You'll see some basic applications and be given enough information to develop some more, or if you're already a martial artist, perhaps to look for improvements in form or efficiency in what you already do.

The book is only worth what you do with it; I wouldn't rate any martial arts books on literary content. If you can put it into practice, either in a class or with a training partner, it's definitely worth the price - and $12.50 doesn't seem that much, by martial arts books standards. 

I am a ROSS instructor, by the way, but European and so totally financially unconnected with AARMACS/AMERROSS - it's not just a sales pitch!


----------



## Randy Strausbaugh (May 20, 2003)

I would just add that the book makes an excellent companion to Vladimir Vasiliev's tapes.  And that I am not a ROSS instructor, so these are the words of an outsider.

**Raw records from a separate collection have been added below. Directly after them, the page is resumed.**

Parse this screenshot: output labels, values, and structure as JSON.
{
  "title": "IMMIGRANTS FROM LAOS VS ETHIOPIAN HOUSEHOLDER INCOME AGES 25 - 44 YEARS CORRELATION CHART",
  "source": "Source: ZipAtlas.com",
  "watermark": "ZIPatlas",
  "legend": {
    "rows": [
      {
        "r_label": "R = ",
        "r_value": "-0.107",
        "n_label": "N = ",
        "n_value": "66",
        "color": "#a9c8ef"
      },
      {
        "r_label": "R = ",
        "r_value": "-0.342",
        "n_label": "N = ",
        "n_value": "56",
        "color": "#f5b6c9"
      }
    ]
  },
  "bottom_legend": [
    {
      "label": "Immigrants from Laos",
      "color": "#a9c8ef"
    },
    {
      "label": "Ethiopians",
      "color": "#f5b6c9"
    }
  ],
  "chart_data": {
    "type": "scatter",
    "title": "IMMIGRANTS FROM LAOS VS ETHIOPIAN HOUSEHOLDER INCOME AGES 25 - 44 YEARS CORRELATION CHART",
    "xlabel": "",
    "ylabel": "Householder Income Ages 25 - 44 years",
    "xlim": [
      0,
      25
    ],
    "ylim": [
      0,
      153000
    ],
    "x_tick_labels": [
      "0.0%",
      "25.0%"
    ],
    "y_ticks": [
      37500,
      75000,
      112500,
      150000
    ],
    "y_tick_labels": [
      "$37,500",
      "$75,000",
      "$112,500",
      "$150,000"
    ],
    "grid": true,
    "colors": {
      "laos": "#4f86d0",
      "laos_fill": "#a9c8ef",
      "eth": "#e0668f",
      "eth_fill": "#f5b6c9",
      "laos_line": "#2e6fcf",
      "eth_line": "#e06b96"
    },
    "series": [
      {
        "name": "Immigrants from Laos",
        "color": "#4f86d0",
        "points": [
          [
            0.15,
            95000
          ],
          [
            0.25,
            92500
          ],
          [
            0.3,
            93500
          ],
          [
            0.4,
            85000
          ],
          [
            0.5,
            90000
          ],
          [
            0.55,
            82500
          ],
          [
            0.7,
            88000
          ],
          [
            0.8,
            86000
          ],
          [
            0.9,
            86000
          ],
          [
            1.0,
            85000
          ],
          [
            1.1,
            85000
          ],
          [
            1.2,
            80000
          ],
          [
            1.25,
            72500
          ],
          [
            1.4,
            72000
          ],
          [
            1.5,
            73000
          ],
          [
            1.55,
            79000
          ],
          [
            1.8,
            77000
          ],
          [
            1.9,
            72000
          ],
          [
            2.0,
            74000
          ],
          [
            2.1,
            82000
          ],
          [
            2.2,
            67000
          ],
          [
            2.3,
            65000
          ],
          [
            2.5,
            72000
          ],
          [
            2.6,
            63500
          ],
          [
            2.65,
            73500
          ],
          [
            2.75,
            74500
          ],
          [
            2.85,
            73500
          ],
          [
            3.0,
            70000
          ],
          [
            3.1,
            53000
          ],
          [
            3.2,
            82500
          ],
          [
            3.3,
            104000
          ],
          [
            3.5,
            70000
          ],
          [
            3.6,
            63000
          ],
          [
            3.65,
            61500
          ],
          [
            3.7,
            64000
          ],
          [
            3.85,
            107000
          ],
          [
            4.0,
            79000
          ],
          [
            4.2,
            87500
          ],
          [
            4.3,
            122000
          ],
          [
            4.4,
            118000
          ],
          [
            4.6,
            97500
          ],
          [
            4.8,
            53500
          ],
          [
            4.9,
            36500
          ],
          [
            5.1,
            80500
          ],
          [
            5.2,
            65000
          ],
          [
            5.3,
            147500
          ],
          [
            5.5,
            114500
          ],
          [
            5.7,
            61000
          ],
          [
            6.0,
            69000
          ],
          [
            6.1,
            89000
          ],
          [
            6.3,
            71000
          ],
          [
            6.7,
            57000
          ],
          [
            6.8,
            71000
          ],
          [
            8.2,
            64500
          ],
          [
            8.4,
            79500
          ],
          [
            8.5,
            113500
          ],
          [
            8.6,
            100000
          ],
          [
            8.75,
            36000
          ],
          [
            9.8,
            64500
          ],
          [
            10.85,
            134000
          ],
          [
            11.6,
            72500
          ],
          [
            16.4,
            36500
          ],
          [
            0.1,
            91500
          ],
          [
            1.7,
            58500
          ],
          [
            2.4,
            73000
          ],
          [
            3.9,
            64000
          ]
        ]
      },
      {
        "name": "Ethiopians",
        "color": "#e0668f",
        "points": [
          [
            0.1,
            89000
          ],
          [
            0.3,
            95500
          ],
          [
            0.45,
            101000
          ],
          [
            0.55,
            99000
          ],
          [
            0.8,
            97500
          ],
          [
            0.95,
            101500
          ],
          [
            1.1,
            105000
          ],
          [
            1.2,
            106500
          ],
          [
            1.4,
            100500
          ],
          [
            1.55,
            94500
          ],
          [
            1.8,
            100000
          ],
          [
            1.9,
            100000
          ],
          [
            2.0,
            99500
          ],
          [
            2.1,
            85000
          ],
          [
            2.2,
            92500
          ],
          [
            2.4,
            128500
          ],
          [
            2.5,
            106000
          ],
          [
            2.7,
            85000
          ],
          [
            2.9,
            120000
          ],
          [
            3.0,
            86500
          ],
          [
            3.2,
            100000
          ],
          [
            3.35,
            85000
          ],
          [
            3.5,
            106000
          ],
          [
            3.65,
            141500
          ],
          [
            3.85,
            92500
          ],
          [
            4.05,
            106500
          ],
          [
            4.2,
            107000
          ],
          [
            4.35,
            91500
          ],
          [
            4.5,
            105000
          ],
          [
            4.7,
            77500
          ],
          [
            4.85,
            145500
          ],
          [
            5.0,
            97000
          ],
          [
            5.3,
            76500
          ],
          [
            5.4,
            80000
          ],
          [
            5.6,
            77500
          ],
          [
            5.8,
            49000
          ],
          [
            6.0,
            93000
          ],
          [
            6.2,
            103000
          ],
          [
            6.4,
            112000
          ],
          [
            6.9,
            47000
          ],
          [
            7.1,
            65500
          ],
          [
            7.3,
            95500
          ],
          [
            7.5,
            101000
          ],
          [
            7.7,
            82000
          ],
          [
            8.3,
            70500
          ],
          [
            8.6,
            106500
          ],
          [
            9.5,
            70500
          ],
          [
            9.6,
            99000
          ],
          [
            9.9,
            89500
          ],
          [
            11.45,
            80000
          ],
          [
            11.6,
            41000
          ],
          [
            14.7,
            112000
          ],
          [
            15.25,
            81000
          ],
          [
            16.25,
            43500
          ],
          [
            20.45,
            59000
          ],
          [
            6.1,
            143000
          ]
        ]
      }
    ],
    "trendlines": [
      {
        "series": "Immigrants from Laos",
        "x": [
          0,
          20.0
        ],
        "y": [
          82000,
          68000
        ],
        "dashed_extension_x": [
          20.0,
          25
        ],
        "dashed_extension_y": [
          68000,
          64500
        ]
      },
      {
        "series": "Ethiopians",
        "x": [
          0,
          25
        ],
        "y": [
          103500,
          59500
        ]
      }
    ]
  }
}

Trying to avoid life's potholes,
Randy Strausbaugh


----------



## arnisador (May 20, 2003)

I recently bought it but haven't had a chance to look it over yet!


----------



## Samurai (May 30, 2003)

Thanks for all the Replies.  I bought the book but have not looked through it yet.

Thank Again,
Jeremy Bays


----------



## Jay Bell (May 30, 2003)

I picked this book up a bit ago.  Very good stuff...especially on the tradition and history of some of the RMA styles.


----------